State v. Gordon, 12 N.C. App. 38 (1971)

July 14, 1971 · North Carolina Court of Appeals · No. 7117SC406
12 N.C. App. 38

STATE OF NORTH CAROLINA v. ROBERT RAY GORDON

No. 7117SC406

(Filed 14 July 1971)

Appeal by defendant from Seay, Judge, 12 January 1971 Session of Superior Court held in Surry County.

The defendant, Robert Ray Gordon, was charged in a two-count bill of indictment, proper in form, with felonious breaking and entering and felonious larceny.

Upon defendant’s plea of not guilty, the State offered evidence tending to establish the following facts: On 31 May 1970, Dowell Brothers store, located at the intersection of Highway 601 and Forest Drive near the Town of Mount Airy, was broken into and a quantity of cigarettes having a value of $1,400 to $1,500 was taken therefrom. Deputy Sheriff Wallace Creed was traveling south on Highway 601 at 5:45 a.m. on 31 May 1970. As he passed Dowell Brothers store he saw a 1961 Buick parked over on Forest Drive southwest of the store with the trunk open. The Buick was located 60 feet from the store. He saw the defendant, Robert Ray Gordon, standing near the car and immediately stopped his vehicle and started backwards. While he was backing, the defendant slammed the trunk lid closed and went into the woods on the west side of Forest Drive. Deputy Sheriff Creed then looked toward the store and saw a man, later identified as Joe Bill Puckett, coming out of the stockroom door. There were four cases of cigarettes in the door. Puckett ran toward the Buick parked on Forest Drive and ran into the woods previously entered by the defendant, Gordon. Deputy Sheriff Creed got out of his automobile, shouted for them to stop, and fired his gun at them. Shortly thereafter, Deputy Sheriff Creed called in bloodhounds and caught Joe Bill Puckett. Eight cases of cigarettes were found in the trunk of the Buick bearing the Dowell Brothers store stamp. The defendant was taken into custody around noon of 31 May 1970.

The defendant offered no evidence. The record discloses that the jury found the defendant guilty of felonious breaking and entering, a violation of G.S. 14-54. From a judgment entered on the verdict imposing a prison sentence of six to eight years, the defendant appealed.

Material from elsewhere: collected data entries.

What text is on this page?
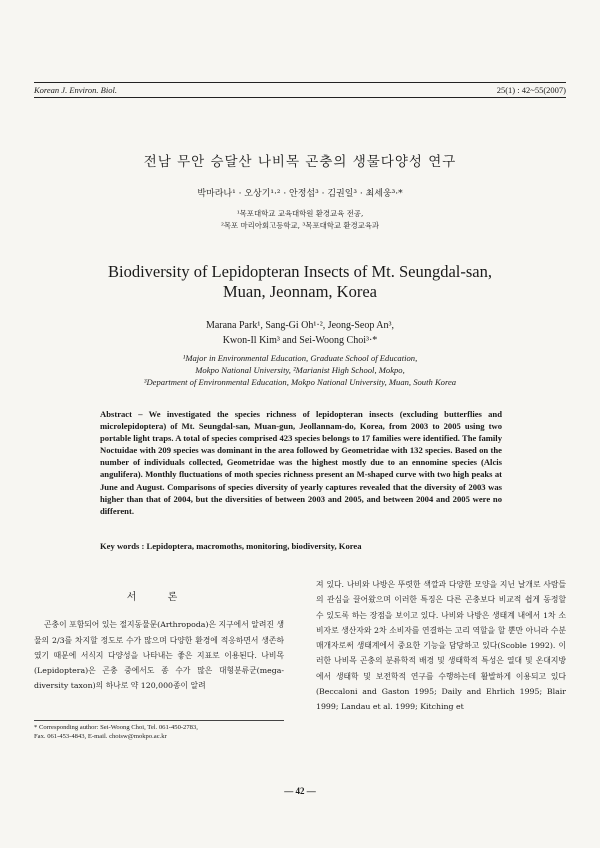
Korean J. Environ. Biol.	25(1) : 42~55(2007)
전남 무안 승달산 나비목 곤충의 생물다양성 연구
박마라나¹ · 오상기¹·² · 안정섭³ · 김권일³ · 최세웅³·*
¹목포대학교 교육대학원 환경교육 전공,
²목포 마리아회고등학교, ³목포대학교 환경교육과
Biodiversity of Lepidopteran Insects of Mt. Seungdal-san,
Muan, Jeonnam, Korea
Marana Park¹, Sang-Gi Oh¹·², Jeong-Seop An³,
Kwon-Il Kim³ and Sei-Woong Choi³·*
¹Major in Environmental Education, Graduate School of Education,
Mokpo National University, ²Marianist High School, Mokpo,
³Department of Environmental Education, Mokpo National University, Muan, South Korea
Abstract – We investigated the species richness of lepidopteran insects (excluding butterflies and microlepidoptera) of Mt. Seungdal-san, Muan-gun, Jeollannam-do, Korea, from 2003 to 2005 using two portable light traps. A total of species comprised 423 species belongs to 17 families were identified. The family Noctuidae with 209 species was dominant in the area followed by Geometridae with 132 species. Based on the number of individuals collected, Geometridae was the highest mostly due to an ennomine species (Alcis angulifera). Monthly fluctuations of moth species richness present an M-shaped curve with two high peaks at June and August. Comparisons of species diversity of yearly captures revealed that the diversity of 2003 was higher than that of 2004, but the diversities of between 2003 and 2005, and between 2004 and 2005 were no different.
Key words : Lepidoptera, macromoths, monitoring, biodiversity, Korea
서 론
곤충이 포함되어 있는 절지동물문(Arthropoda)은 지구에서 알려진 생물의 2/3를 차지할 정도로 수가 많으며 다양한 환경에 적응하면서 생존하였기 때문에 서식지 다양성을 나타내는 좋은 지표로 이용된다. 나비목(Lepidoptera)은 곤충 중에서도 종 수가 많은 대형분류군(mega-diversity taxon)의 하나로 약 120,000종이 알려
져 있다. 나비와 나방은 뚜렷한 색깔과 다양한 모양을 지닌 날개로 사람들의 관심을 끌어왔으며 이러한 특징은 다른 곤충보다 비교적 쉽게 동정할 수 있도록 하는 장점을 보이고 있다. 나비와 나방은 생태계 내에서 1차 소비자로 생산자와 2차 소비자를 연결하는 고리 역할을 할 뿐만 아니라 수분매개자로써 생태계에서 중요한 기능을 담당하고 있다(Scoble 1992). 이러한 나비목 곤충의 분류학적 배경 및 생태학적 특성은 열대 및 온대지방에서 생태학 및 보전학적 연구를 수행하는데 활발하게 이용되고 있다(Beccaloni and Gaston 1995; Daily and Ehrlich 1995; Blair 1999; Landau et al. 1999; Kitching et
* Corresponding author: Sei-Woong Choi, Tel. 061-450-2783,
Fax. 061-453-4843, E-mail. choisw@mokpo.ac.kr
— 42 —
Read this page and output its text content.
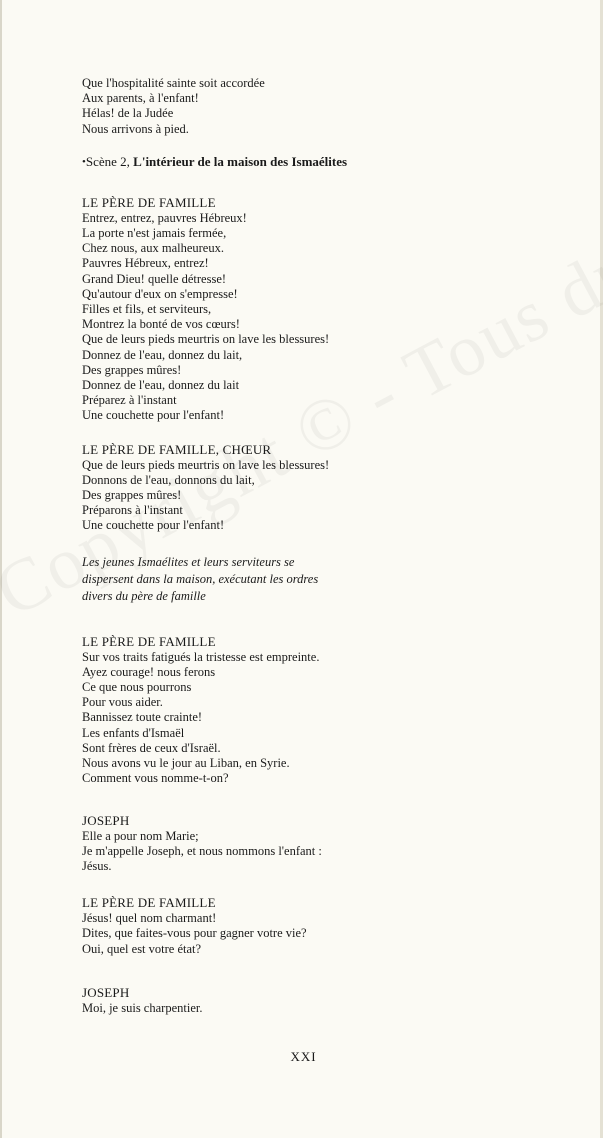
Que l'hospitalité sainte soit accordée
Aux parents, à l'enfant!
Hélas! de la Judée
Nous arrivons à pied.
•Scène 2, L'intérieur de la maison des Ismaélites
LE PÈRE DE FAMILLE
Entrez, entrez, pauvres Hébreux!
La porte n'est jamais fermée,
Chez nous, aux malheureux.
Pauvres Hébreux, entrez!
Grand Dieu! quelle détresse!
Qu'autour d'eux on s'empresse!
Filles et fils, et serviteurs,
Montrez la bonté de vos cœurs!
Que de leurs pieds meurtris on lave les blessures!
Donnez de l'eau, donnez du lait,
Des grappes mûres!
Donnez de l'eau, donnez du lait
Préparez à l'instant
Une couchette pour l'enfant!
LE PÈRE DE FAMILLE, CHŒUR
Que de leurs pieds meurtris on lave les blessures!
Donnons de l'eau, donnons du lait,
Des grappes mûres!
Préparons à l'instant
Une couchette pour l'enfant!
Les jeunes Ismaélites et leurs serviteurs se
dispersent dans la maison, exécutant les ordres
divers du père de famille
LE PÈRE DE FAMILLE
Sur vos traits fatigués la tristesse est empreinte.
Ayez courage! nous ferons
Ce que nous pourrons
Pour vous aider.
Bannissez toute crainte!
Les enfants d'Ismaël
Sont frères de ceux d'Israël.
Nous avons vu le jour au Liban, en Syrie.
Comment vous nomme-t-on?
JOSEPH
Elle a pour nom Marie;
Je m'appelle Joseph, et nous nommons l'enfant :
Jésus.
LE PÈRE DE FAMILLE
Jésus! quel nom charmant!
Dites, que faites-vous pour gagner votre vie?
Oui, quel est votre état?
JOSEPH
Moi, je suis charpentier.
XXI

*39 Attorney General Robert Morgan and Assistant Attorney General Robert G. Webb for the State.

Gardner & Gardner by Carroll F. Gardner for defendant appellant.

HEDRICK, Judge.

By his one assignment of error, the defendant contends that the trial judge violated the provisions of G.S. 1-180 in his charge to the jury by failing to give equal stress to the contentions of the defendant and the State. Although the defendant cross-examined the State’s witnesses, he presented no evidence of his own.

Prom a careful reading of the charge in light of the fact that all of the evidence offered at the trial was presented by the State, it is our opinion that the court did not violate the requirements of G.S. 1-180, but gave adequate stress to the contentions of the defendant and the State. State v. Smith, 238 N.C. 82, 76 S.E. 2d 363 (1953) ; State v. Roman, 235 N.C. 627, 70 S.E. 2d 857 (1952).

In the trial below we find no error.

No error.

Chief Judge Mallard and Judge Campbell concur.